If you have been charged with a DUI in Florida, the court may require you to have an ignition interlock device installed in your vehicle. These devices are designed to prevent motorists from operating a car while intoxicated.
Whether you have been convicted of your first DUI or you have several previous charges, it is important to know what interlock devices are and how they work, according to the Florida Department of Highway Safety and Motor Vehicles.
How do interlock devices operate?
An interlock device is installed directly into the ignition system of the car, and also has a dashboard monitor. Before you can start your car, you must blow into a tube connected to the device. The IID will then determine your blood alcohol content level. If it is below the preset limit, the car will start and you will be able to drive.

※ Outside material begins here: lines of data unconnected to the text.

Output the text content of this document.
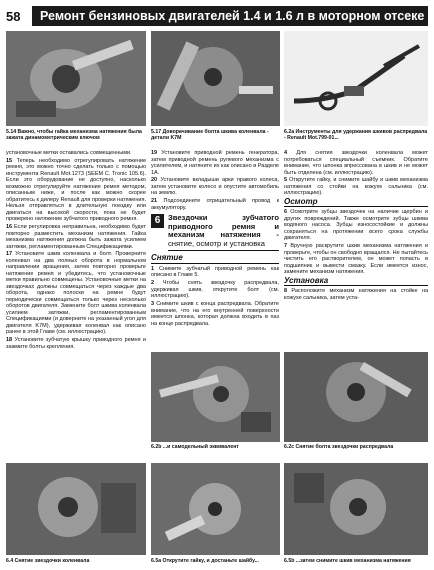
58	Ремонт бензиновых двигателей 1.4 и 1.6 л в моторном отсеке
5.14 Важно, чтобы гайка механизма натяжения была зажата динамометрическим ключом
5.17 Доворачивание болта шкива коленвала - детали K7M
6.2a Инструменты для удержания шкивов распредвала - Renault Mot.799-01...

установочные метки оставались совмещенными.

15 Теперь необходимо отрегулировать натяжение ремня, это можно точно сделать только с помощью инструмента Renault Mot.1273 (SEEM C. Tronic 105.6). Если это оборудование не доступно, насколько возможно отрегулируйте натяжение ремня методом, описанным ниже, и после как можно скорее обратитесь к дилеру Renault для проверки натяжения. Нельзя отправляться в длительную поездку или двигаться на высокой скорости, пока не будет проверено натяжение зубчатого приводного ремня.

16 Если регулировка неправильна, необходимо будет повторно разместить механизм натяжения. Гайка механизма натяжения должна быть зажата усилием затяжки, регламентированным Спецификациями.

17 Установите шкив коленвала и болт. Проверните коленвал на два полных оборота в нормальном направлении вращения, затем повторно проверьте натяжение ремня и убедитесь, что установочные метки правильно совмещены. Установочные метки на звездочках должны совмещаться через каждые два оборота, однако полоски на ремне будут периодически совмещаться только через несколько оборотов двигателя. Замените болт шкива коленвала усилием затяжки, регламентированным Спецификациями (и доверните на указанный угол для двигателя K7M), удерживая коленвал как описано ранее в этой Главе (см. иллюстрацию).

18 Установите зубчатую крышку приводного ремня и зажмите болты крепления.

19 Установите приводной ремень генератора, затем приводной ремень рулевого механизма с усилителем, и натяните их как описано в Разделе 1А.

20 Установите вкладыши арки правого колеса, затем установите колесо и опустите автомобиль на землю.

21 Подсоедините отрицательный провод к аккумулятору.

6	Звездочки зубчатого приводного ремня и механизм натяжения - снятие, осмотр и установка
Снятие

1 Снимите зубчатый приводной ремень как описано в Главе 5.

2 Чтобы снять звездочку распредвала, удерживая шкив, открутите болт (см. иллюстрацию).

3 Снимите шкив с конца распредвала. Обратите внимание, что на его внутренней поверхности имеется шпонка, которая должна входить в паз на конце распредвала.

4 Для снятия звездочки коленвала может потребоваться специальный съемник. Обратите внимание, что шпонка впрессована в шкив и не может быть отделена (см. иллюстрацию).

5 Открутите гайку, и снимите шайбу и шкив механизма натяжения со стойки на кожухе сальника (см. иллюстрацию).

Осмотр

6 Осмотрите зубцы звездочек на наличие щербин и других повреждений. Также осмотрите зубцы шкива водяного насоса. Зубцы износостойкие и должны сохраняться на протяжении всего срока службы двигателя.

7 Вручную раскрутите шкив механизма натяжения и проверьте, чтобы он свободно вращался. Не пытайтесь чистить его растворителем, он может попасть в подшипник и вывести смазку. Если имеется износ, замените механизм натяжения.

Установка

8 Расположите механизм натяжения на стойке на кожухе сальника, затем уста-

6.2b ...и самодельный эквивалент	6.2c Снятие болта звездочки распредвала
6.4 Снятие звездочки коленвала	6.5a Открутите гайку, и достаньте шайбу...	6.5b ...затем снимите шкив механизма натяжения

Periodically during the drive, the device will prompt you to submit another breath sample. If at any time you fail to submit a breath sample or have a BAC level that measures over limit, the car will sound and power down.
What are Florida IID laws?
Although an IID is not required on your first DUI offense, it is up to the discretion of the judge presiding over the case to determine what is best in your particular situation. For example, if you are convicted of a DUI and a minor was present in your vehicle at the time of your arrest, you must have an IID for at least six months, even on your first offense. If you are convicted of a second DUI offense, you must use an IID for at least one year. However, you must qualify for a restricted driver’s license in order to operate a car.